Separator sheet 30 → Current collector 1 → Polarizable electrode 2 → Separator sheet 30 → Polarizable electrode 2 → Current collector 1 → Separator sheet 30 → Current collector 1 → ...・→Polarizable electrode 2→Separator sheet 30→Polarizable electrode 2→Current collector 1→Separator sheet 30" In this stack, "Current collector 1→Polarizable electrode 2→Separator sheet 30→ One electric double layer capacitor is made up of a set of continuous layers such as "polarizable electrode 2 → current collector 1".
Therefore, only the portion of the separator sheet 30 on which the thin film of the polarizable electrode 2 is formed on both sides is used as the separator 3 of the electric double layer capacitor. By appropriately connecting the above pairs in series or in parallel, an electric double layer capacitor with a desired withstand voltage and a desired capacity can be obtained. Since the current collector I and the polarizable electrode 2 are made of light thin films,
The overall shape is also thin and lightweight. FIG. 5 shows an example of the appearance of the electric double layer capacitor of the present invention. 6 is an outer box containing a folded electric double layer capacitor, and 7 is a terminal. The terminal portion 1-1 shown in FIG. 4 is directly attached to the terminal 7. They are appropriately grouped and connected according to the parallel connection.

【Effect of the invention】

According to the present invention as described above, the following effects are achieved. ■ Electric double layer capacitors can be made thinner because the current collector and polarizable electrodes are made into thin films. In addition, the weight will also be reduced accordingly. ■ The current collector and polarizable electrodes are formed on a flat separator sheet using thin film technology such as printing, so they can be manufactured continuously and are suitable for mass production.

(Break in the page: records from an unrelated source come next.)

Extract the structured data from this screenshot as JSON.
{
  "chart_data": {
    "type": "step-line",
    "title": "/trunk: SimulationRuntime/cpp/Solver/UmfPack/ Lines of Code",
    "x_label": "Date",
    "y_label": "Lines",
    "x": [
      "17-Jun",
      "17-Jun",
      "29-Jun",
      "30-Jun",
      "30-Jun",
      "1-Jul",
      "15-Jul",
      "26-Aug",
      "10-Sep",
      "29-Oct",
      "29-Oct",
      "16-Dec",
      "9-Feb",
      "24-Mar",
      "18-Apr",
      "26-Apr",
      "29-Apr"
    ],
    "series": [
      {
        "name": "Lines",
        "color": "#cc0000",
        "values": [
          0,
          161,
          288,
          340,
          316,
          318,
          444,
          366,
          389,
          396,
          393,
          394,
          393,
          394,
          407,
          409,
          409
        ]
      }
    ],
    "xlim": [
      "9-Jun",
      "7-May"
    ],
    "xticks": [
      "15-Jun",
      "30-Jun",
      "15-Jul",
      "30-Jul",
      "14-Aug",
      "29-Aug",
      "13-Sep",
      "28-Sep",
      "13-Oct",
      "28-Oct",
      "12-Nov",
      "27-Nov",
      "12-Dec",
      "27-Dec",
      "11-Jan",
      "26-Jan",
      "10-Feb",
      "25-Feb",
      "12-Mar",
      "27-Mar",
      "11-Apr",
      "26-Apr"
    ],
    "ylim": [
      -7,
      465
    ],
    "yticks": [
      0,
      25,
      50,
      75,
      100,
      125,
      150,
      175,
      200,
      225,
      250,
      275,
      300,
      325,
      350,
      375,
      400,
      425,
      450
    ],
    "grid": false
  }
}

[Brief explanation of drawings]

Figure 1: A developed view of the electric double layer capacitor of the present invention Figure 2: A diagram showing how to fold the electric double layer capacitor of the present invention Figures 3 and 4: An exploded view of the electric double layer capacitor of the present invention Figure 5: Folded laminated diagram of a multilayer capacitor...Example of external appearance of the electric double layer capacitor of the present inventionFigure 6: In the diagram of a conventional electric double layer capacitor, 1
1-1 is a current collector, 1-1 is a terminal part, 2 is a polarizable electrode, 3 is a separator, 4 is a gasket 7, 5 is a fold line, 6 is an outer box, 7 is a terminal, 30 is a separate overnight sheet It is.

Claims (1)

[Claims] Thin film current collectors and polarizable electrodes are alternately formed adjacent to each other in the surface direction on the surface of a separator sheet, and the separator sheet is alternately folded in a mountain fold and a valley fold to collect the current. An electric double layer capacitor characterized in that a body and the polarizable electrode are closely opposed to each other.